Starting off the first week of fall, the government is pursuing a courtroom test on allegations that banks defrauded investors by selling them defective mortgages. The courtroom battle starts on Tuesday, an article in the Financial Times explained.
The U.S. attorney’s office in Manhattan brought civil charges against Bank of America (BAC) and Countrywide Financial, the mortgage lender it acquired in 2008.
This case is the first to not settle before reaching a jury, mostly since it utilized the novel statue, the Financial Institutions Reform, Recovery and Enforcement Act of 1989.
“FIRREA empowers the U.S. to bring civil charges against any actor that has committed certain crimes ‘affecting a federally insured financial institution’. The law is a powerful tool for the government because it has a 10-year statute of limitations and potential for significant penalties,” the article stated.
The industry braced itself for tapering in September, but to everyone’s relief, it did not happen.
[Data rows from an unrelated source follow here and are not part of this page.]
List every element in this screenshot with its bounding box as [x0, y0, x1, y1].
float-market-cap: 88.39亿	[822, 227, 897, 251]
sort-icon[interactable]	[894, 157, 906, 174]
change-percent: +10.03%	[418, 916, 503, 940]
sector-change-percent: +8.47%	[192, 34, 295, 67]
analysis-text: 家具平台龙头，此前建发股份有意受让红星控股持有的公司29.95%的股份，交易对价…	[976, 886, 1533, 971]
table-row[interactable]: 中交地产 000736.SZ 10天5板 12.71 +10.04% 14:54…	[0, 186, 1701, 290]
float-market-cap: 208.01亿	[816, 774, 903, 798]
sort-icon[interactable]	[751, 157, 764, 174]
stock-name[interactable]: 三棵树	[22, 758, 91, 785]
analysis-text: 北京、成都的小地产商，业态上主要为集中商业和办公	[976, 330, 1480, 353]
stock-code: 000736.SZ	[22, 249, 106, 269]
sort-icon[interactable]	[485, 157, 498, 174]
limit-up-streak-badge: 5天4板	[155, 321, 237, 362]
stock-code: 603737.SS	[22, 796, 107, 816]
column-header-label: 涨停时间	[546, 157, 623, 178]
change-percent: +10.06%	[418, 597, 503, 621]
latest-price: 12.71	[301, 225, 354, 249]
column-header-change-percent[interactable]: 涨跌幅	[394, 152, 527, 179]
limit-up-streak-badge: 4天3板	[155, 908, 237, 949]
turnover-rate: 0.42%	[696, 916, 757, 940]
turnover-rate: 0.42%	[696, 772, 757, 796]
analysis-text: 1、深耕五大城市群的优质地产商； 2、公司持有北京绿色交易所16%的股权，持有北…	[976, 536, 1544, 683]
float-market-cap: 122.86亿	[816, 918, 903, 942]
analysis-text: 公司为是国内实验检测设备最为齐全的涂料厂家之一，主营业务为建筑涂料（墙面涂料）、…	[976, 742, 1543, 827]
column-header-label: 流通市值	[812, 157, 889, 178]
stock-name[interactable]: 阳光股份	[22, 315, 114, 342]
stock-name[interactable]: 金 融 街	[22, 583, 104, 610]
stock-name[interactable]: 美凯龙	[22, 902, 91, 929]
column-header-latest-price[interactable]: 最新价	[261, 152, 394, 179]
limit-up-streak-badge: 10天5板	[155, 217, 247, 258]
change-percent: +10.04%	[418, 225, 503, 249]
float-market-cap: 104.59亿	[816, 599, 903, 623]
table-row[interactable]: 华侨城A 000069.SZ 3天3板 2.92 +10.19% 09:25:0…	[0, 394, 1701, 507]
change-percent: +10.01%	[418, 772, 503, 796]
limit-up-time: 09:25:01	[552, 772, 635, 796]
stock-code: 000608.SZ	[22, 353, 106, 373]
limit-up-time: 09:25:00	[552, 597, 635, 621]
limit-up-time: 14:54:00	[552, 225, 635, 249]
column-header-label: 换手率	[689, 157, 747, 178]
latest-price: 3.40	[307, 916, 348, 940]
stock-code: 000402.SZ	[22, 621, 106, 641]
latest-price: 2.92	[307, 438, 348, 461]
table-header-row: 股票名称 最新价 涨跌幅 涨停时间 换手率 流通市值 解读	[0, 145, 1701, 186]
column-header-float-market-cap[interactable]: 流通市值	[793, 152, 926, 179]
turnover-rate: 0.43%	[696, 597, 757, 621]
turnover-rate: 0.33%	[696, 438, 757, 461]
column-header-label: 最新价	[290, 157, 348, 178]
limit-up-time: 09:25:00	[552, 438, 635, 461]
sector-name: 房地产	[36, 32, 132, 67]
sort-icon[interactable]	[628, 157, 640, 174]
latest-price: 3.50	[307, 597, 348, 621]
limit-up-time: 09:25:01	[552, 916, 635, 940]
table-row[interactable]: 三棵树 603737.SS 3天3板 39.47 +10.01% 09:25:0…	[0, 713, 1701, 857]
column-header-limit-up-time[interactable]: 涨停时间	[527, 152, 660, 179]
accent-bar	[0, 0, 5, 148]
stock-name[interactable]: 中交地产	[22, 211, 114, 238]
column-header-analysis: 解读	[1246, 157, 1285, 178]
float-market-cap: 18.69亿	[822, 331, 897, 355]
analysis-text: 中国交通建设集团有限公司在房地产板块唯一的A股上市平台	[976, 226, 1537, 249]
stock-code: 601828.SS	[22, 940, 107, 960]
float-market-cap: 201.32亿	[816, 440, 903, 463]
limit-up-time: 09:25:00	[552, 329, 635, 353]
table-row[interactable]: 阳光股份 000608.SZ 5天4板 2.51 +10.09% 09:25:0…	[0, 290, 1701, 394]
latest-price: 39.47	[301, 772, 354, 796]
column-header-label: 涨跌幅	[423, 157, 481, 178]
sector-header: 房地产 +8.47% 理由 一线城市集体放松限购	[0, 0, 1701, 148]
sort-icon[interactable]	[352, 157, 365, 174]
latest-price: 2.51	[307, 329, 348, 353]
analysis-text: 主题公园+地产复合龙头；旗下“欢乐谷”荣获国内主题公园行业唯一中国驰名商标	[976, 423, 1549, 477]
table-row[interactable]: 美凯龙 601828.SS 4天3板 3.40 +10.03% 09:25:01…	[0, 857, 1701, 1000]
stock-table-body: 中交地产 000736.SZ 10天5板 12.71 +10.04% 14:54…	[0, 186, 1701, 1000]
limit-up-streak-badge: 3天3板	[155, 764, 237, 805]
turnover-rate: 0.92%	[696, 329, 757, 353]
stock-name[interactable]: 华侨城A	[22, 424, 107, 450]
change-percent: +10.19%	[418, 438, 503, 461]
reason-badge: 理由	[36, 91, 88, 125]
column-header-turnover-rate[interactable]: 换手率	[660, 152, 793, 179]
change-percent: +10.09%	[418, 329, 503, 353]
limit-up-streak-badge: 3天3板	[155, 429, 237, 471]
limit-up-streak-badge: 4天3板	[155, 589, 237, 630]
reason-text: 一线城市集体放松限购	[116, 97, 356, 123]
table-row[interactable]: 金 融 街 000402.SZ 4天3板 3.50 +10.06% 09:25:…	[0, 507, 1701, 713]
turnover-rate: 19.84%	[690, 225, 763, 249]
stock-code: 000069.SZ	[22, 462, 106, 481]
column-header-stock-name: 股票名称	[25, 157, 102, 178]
Now, Greg Reiter, head of residential mortgage research at Wells Fargo, tossed in a new month to watch for Fed tapering: December.
“There is also a good probability that it could be in 2014. With this, we are modestly positive on the basis from a tactical standpoint over the near term; however, we continue to believe there is asymmetric risk wider for spreads longer term as we head toward an eventual QE tapering and a moderation of the Fed demand technical,” Reiter said in a press release on agency mortgage-backed securities.
Furthermore, Reiter explained that investors still need to tread cautiously, taking a balanced approach to asset allocation and security selection.
The constant fluctuation of the Federal Reserve has created a stock bubble of sorts, with the most recent decision to continue bond buying inevitably popping it, an article from CNBC said.
"Bubbling his way out of trouble," is the way Michael Hartnett, the chief market strategist at Bank of America Merrill Lynch, termed Fed Chairman Ben Bernanke's approach to the market in the article.
“Hartnett's analysis was not so much that the bubble had been breached, but rather a suggestion that perhaps all the Fed accommodation had caused a bubble with which Bernanke was happily compliant,” the article noted.
The lack of reliable communication and loose Fed policy created the bubble, and it will continue to if not resolved.
With America’s mom and dad fighting, the kids will have to pay the price. If the House, Senate and White House do not come to an agreement by Sept. 30, large functions of the federal world could shut down on Oct. 1.
Over the past 17 years, Congress has not met its statutory deadline for approving spending bills and has shut down a handful of times, with one lasting 21 days, an article in The Washington Post said.
This time, the confrontation is over the conservative Republican effort to defund the Affordable Care Act and is considered to have no chance of passage in the Democrat-controlled Senate.
In the mean time, the Obama administration told agencies to begin planning for a partial shutdown and to be prepared for the possibility of a lapse.
It’s up to Congress and the White House to decide when the shutdown will end, but there is no doubt there would be plenty of pressure from the public and workforce.
The Federal Deposit Insurance Corp. did not close any banks during the week ending Sept. 20.